Sunday, November 24, 2013

Black (2005)


Today we have Black from 2005 directed by Sanjay Leela Bhansali, starring Amitabh Bachchan and Rani Mukherji.


There are several different facets to Amitabh Bachchan that attract people to him. Moviegoers and fans alike either love him for his angry young man movies, his poetic movies and more recently, movies that feature him as a patriarch. Amitabh, for me, is eternal because though the industry has tried to pigeon hole him into doing a certain type of character, he’s fought against the restraints and proved to the world that he can do anything.
I love Amitabh Bachchan because he can play every role you give him, whether it’s a mob don, a poet or…Debraj Sahi, a mad, passionate teacher like the one he plays in Black

In this role he embodies everything I’ve believed in about him as an actorhe’s versatile, he can lose himself in every role, can blend into whatever setting he is asked of. Recently the scripts haven’t been able to do justice to him but his performance and his perfection as an actor bring that movie to life and make it worth watching…as I’ve always said, Bachchan’s worst movie is better than anything another actor can portray.
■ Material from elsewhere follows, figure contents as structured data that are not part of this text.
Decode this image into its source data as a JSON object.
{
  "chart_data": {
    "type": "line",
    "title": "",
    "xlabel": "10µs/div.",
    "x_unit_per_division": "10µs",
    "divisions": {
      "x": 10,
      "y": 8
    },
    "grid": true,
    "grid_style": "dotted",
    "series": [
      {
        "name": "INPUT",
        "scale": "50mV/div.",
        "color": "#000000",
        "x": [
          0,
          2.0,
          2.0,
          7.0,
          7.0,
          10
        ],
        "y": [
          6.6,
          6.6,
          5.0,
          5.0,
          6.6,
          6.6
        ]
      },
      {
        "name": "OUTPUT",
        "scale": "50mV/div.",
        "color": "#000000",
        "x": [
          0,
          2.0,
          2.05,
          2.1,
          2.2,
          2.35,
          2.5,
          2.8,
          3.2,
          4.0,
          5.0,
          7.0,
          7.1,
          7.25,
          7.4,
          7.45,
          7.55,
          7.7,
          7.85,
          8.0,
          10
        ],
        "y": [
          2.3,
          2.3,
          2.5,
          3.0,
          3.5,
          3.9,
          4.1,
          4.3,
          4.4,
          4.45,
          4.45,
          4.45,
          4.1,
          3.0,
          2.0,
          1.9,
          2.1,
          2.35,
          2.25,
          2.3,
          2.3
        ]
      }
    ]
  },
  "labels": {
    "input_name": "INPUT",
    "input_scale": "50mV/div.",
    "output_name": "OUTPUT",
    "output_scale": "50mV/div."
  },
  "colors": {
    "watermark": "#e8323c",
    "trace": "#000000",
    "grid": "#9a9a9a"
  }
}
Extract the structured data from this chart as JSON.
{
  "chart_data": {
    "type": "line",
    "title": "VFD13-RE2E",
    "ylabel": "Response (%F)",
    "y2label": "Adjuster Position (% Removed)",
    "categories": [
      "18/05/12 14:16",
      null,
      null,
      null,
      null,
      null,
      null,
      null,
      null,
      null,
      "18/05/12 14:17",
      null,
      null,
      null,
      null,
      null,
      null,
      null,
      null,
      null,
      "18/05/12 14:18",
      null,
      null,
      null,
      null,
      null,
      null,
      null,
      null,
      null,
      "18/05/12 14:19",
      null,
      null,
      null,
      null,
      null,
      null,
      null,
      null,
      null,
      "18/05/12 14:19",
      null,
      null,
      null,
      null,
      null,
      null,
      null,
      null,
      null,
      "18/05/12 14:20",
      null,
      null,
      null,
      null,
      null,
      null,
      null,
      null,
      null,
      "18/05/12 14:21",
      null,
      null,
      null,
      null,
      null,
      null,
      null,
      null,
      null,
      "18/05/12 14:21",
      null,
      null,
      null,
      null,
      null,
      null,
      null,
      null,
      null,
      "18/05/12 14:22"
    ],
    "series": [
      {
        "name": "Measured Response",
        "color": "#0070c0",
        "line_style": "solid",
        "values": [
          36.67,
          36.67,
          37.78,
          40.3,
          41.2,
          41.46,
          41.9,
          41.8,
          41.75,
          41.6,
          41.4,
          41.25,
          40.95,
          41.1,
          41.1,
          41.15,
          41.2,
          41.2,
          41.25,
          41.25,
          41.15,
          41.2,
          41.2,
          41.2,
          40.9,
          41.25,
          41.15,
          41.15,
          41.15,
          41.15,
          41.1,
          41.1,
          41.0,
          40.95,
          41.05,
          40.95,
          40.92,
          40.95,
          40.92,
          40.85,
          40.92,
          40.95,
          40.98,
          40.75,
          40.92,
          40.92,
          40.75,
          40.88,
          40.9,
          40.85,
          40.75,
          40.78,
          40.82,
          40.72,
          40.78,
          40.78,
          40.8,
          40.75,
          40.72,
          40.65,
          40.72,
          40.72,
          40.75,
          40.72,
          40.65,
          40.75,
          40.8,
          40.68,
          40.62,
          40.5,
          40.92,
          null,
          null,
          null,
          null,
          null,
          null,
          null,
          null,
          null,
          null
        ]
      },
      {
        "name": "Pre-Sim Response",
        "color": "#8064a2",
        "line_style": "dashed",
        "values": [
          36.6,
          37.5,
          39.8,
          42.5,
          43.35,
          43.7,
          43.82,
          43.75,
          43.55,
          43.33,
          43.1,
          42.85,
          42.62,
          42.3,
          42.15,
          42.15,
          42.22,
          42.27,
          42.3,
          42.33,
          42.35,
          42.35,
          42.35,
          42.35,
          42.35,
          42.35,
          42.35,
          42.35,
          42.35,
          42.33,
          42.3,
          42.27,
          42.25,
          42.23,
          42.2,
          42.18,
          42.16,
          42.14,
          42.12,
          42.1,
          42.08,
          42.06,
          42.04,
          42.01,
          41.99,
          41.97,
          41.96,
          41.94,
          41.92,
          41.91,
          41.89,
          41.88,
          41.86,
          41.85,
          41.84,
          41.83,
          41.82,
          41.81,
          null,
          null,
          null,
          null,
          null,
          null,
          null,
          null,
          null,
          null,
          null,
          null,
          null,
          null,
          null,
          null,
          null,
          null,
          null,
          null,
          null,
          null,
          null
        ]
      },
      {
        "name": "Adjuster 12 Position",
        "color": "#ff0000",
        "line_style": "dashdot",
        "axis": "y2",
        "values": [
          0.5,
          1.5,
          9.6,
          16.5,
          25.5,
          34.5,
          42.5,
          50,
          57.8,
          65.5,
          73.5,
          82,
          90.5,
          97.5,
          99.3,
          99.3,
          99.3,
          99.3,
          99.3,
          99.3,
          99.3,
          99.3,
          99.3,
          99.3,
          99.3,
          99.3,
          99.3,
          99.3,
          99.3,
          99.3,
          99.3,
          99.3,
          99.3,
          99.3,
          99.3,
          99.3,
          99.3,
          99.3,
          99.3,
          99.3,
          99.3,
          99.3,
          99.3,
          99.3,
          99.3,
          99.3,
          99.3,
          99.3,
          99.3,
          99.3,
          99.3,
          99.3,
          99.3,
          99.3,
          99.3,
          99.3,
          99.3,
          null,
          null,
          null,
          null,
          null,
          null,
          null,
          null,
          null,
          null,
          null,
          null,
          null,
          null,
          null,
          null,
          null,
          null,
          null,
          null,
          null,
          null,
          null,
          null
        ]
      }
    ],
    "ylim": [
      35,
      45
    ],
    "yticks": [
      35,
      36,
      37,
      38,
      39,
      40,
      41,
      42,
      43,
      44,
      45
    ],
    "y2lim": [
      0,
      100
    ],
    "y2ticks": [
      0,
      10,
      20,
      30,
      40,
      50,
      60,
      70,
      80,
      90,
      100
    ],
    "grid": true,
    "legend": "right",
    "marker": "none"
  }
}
Of the recent movies, Black is perfect in that the script is solid and Bhansali’s vision is so poetically beautiful 
that the movie flows like a sad, beautiful poem as worthy as Emily Dickenson herself.

I have some issues with the technical aspects of the film…like why does Sahi yell at the girl even though she doesn’t hear him. But other than that, I honestly find no fault.

This movie is superb in the way it’s made. Black is a movie that, I believe, brings Hindi cinema to a whole new level. Never before have I seen such camera flow from an Indian director, and this is why I love Black.
AB, as I said, is beautiful as the tortured, eccentric Debraj Sahi. His endless love for his student Michelle, hauntingly portrayed by Rani Mukherji, and his desire and drive to make up for his past sins, to make up for the sister he lost. Not many actors can show their characters haunted souls but Amitji can show this in a blink.

I also want to share with you my favorite scenes from Black, please enjoy!  

But I have to say- I have always loved hands, just loved them for what they say about a person, what they are capable of doing. So Amitabh using his hands to flow, to sing, to express in this movie, done with an experts flow of sign language…man!

I ask you to watch this movie and watch the emotions suddenly bubble in him when he’s sitting by the water fountain, watch him sit there and try to control what he’s feeling and then suddenly- allows this dam to burst, to flow from him in agony and ecstasy of creation. Or when his illness slowly starts to take over, his eyes become blank, and the confusion and marrow deep sadness when he realizes what’s happening, that he’s losing his mind.

I love the tragedy in this movie, the constant ache that pulses and thrives in every black and white frame of Bhansali’s creation.